Greek Troupe Looks to Its Roots In Interpreting Ancient Tragedy
THE PERSIANS Drama by Aeschylus. Directed by Theodoros Terzopoulos.
CHICAGO'S fifth International Theatre Festival, which continues through June 19, offers theatergoers a grabbag of drama, ranging from Mexican existentialism to Canadian surrealism to British playwright Alan Ayckbourn's newest comedy, ``Communicating Doors.''
One of the festival's most striking performances, however, was an experimental Greek company's rendering of the classic 5th-century BC Greek tragedy, ``The Persians,'' by Aeschylus. (The production, which ended June 5, was performed in repertory with a modern Greek play ``Kanon.'')
The Attis Theatre of Athens brought both plays to Chicago, and its cast was exceptional for the skill with which it enlivened the ancient drama. Although an intensely physical, modern performance, the essence of Aeschylus was still preserved.
``The theater is static, but we are not static. We start from the basic principles of the work and make it new,'' director Theodoros Terzopoulos said in an interview backstage.
In a bold fusion of old and new, the actors stood on low platforms and wore simple flowing black robes reminiscent of the costumes of ancient Athens. But the actors also used jarring, modern props such as black-and-white photographs of Bosnian war victims.
They spoke both modern and ancient Greek to fully exploit the languages' rich variety of sounds. They blended classical dialogue with eerie wails, groans, and shuddering movements. At times, however, the gestures seemed overwrought and distracted the viewer from the play's universal theme of the futility of war.
The play, originally presented by Aeschylus in Athens in 472 BC,was itself unprecedented for its deeply sympathetic treatment of a defeated enemy. The only surviving Greek tragedy to deal with historical subject matter, the play is set in the aftermath of Persia's stunning defeat in the battle of Salamis in 480 BC. Remarkably for the time, however, the play does not gloat over the Greek victory but instead vividly relates the anguish of the vanquished Persians.
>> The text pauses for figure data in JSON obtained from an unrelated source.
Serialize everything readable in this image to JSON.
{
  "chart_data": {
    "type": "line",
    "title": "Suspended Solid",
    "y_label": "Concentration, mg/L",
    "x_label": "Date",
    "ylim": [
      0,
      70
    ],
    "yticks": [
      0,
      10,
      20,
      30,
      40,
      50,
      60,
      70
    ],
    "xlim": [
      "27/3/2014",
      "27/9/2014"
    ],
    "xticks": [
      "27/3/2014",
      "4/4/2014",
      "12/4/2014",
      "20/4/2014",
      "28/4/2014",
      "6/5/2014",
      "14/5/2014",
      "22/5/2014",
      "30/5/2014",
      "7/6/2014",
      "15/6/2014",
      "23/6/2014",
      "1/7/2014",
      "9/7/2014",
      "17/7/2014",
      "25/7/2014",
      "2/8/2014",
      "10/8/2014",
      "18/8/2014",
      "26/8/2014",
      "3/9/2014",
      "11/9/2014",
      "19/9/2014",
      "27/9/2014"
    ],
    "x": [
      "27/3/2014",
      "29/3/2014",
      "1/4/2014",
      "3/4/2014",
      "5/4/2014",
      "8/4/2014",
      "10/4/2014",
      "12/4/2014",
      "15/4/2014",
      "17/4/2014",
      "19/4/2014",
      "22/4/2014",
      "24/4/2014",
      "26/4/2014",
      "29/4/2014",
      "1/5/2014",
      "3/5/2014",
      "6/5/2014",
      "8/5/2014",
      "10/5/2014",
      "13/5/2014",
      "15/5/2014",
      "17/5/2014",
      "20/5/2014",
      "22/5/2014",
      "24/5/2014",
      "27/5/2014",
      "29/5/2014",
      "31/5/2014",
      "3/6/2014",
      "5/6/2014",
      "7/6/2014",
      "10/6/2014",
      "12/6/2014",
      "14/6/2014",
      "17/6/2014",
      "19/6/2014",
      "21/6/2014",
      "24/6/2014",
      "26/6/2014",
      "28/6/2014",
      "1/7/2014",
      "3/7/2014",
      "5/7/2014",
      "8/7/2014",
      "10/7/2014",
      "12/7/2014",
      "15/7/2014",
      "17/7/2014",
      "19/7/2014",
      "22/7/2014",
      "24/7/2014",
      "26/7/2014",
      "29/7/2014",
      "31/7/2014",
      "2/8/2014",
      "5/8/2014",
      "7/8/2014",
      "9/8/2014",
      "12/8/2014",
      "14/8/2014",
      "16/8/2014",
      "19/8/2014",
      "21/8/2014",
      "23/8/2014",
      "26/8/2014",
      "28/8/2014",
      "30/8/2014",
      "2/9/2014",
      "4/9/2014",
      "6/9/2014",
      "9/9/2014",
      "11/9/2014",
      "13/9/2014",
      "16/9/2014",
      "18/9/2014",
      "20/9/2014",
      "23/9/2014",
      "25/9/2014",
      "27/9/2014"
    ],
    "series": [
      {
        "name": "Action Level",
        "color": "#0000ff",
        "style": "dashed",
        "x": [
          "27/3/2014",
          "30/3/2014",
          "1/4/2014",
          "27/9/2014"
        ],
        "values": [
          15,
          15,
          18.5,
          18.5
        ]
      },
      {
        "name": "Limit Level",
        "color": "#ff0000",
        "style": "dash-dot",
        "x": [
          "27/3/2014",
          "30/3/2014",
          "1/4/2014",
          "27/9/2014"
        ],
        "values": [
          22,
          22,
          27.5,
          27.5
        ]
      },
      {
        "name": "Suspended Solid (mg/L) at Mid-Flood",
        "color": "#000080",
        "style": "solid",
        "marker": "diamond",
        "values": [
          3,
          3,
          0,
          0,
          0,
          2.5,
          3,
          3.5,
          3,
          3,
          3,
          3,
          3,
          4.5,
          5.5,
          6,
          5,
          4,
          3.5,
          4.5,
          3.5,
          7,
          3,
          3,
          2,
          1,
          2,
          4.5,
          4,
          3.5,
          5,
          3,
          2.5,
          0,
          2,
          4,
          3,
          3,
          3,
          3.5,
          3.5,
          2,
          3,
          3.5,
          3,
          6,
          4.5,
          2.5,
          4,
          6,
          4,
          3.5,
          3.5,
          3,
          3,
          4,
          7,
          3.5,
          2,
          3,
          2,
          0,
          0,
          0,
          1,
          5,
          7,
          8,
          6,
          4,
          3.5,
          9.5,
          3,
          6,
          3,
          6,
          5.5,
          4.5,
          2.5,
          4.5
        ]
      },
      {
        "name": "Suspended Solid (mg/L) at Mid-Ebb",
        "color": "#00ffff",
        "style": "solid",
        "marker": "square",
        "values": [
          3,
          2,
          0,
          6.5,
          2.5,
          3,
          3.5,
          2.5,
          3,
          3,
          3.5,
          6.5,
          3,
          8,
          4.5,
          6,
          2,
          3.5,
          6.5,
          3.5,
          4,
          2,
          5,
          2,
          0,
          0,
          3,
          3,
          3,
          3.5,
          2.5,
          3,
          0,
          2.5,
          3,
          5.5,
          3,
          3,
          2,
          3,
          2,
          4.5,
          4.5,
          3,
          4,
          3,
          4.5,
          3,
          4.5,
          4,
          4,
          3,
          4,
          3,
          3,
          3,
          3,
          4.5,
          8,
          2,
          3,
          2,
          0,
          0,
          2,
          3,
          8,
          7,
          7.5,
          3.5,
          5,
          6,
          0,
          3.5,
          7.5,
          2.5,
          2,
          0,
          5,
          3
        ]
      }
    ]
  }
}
The play chronicles the total destruction of the massive forces led by the Persian king, Xerxes, through the eyes of the Persians who learn of the devastation in the Persian capital of Susa.
From the opening scene, the actors controlled their bodies, faces, and voices to evoke - without words - the Persians' sense of impending doom. Slowly rocking back and forth in wavelike unison, the actors conveyed the agonizing six-month wait for a messenger to arrive with news of the war.
The actors then created a slow, rhythmic crescendo of cries of denial and hysterical laughter. Upon learning of the defeat, the actors spoke while tearing at their hair, beating their chests, and shaking as if out of inconsolable grief.
Here, the intent of the actors and director was to tap the primordial origins of speech and movement to lend depth to the tragedy.
``We are trying to find the sources of sound within the body. That is why the actors speak from the diaphragm, not from the lips,'' Terzopoulos said. Similarly, the actors wore only a light white makeup, forcing them to make full use of natural facial expressions.
Contrasting with the high emotion of the production was the simplicity of the action and the stark setting.
There were five actors in the cast, three women and two men. None of them left the stage throughout the 70-minute performance; a change of costume and addition of makeup were handled subtly and inconspicuously on stage. The stage was a stark circle of white canvas bearing a single splotch of red.
To keep the focus on the Greek actors, the only English provided was a brief synopsis spoken by an offstage narrator before each of five parts of the play.
The minimalist background music, written in 1935 by a Greek composer who studied the music of ancient Egypt, was an atonal mixture of percussion, wailing instruments, and a deep throbbing.
The climax of the play was the speech of the ghost of Darius, the former ruler of Persia and father of Xerxes. The image of Darius, created with only a simple length of shimmering gold lame, rose seemingly from nowhere.
The hauntingly aloof Darius, remarkably portrayed by actress Sophia Michopoulou, provided a vital counterpoint to the wild lamentations of the rest of the cast. Berating the Persians for their hubris in waging the war and their rash destruction of Greek temples, Darius intoned the universal message of the tragedy:
Beneath the Doric spear the clotted mass
Of carnage shall arise, that the high mounds,
Piled o'er the dead, to late posterity
Shall give this silent record to men's eyes,
That proud aspiring thoughts but ill besteem
Weak mortals: for oppression, when it springs,
Puts forth the blade of vengeance, and its fruit
Yields a ripe harvest of repentant woe.